Dana yang masuk dari gelombang Februari mencapai Rp1,2 miliar. Namun, setelah digunakan untuk menutupi defisit Januari dan biaya awal keberangkatan Februari, masih terdapat kekurangan sebesar Rp1,04 miliar yang kemudian ditutupi dengan dana gelombang Maret.
IPTU Ariel menambahkan bahwa pihaknya juga menemukan indikasi penggunaan rekening pribadi untuk operasional perusahaan. Hal ini semakin memperkuat dugaan adanya praktik penyalahgunaan wewenang dan pengelolaan keuangan yang tidak transparan.
“Kami menemukan bahwa rekening perusahaan dan rekening pribadi terduga pelaku menggunakan nama yang sama.
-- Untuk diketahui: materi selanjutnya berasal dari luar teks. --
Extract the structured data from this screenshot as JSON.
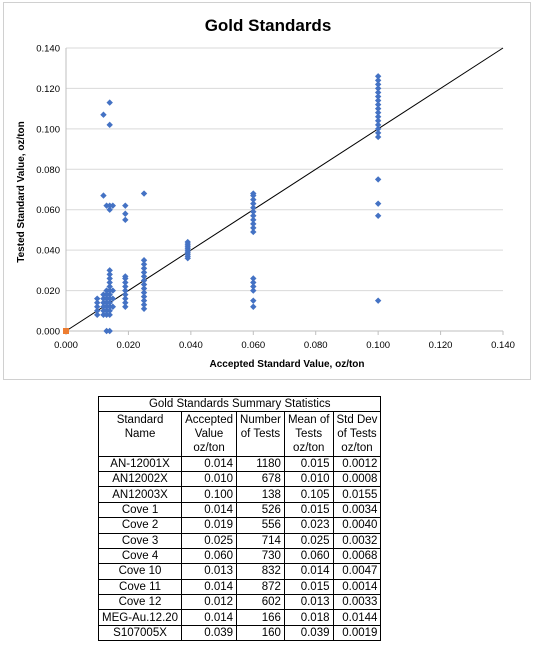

Ini masih kami dalami lebih lanjut,” tegas IPTU Ariel.
Jumlah korban sementara masih dalam proses pendataan dan diperkirakan akan terus bertambah. Hal ini disebabkan karena dana dari gelombang Maret juga diduga telah digunakan untuk menutupi kekurangan sebelumnya.
Penyidik juga tengah menelusuri kemungkinan adanya keterlibatan pihak lain dalam praktik dugaan penyalahgunaan dana ini. Polresta Kendari menegaskan bahwa penyidikan akan dilaksanakan secara profesional, transparan, dan akuntabel. Masyarakat diimbau untuk tetap tenang dan mempercayakan penanganan kasus ini kepada pihak kepolisian.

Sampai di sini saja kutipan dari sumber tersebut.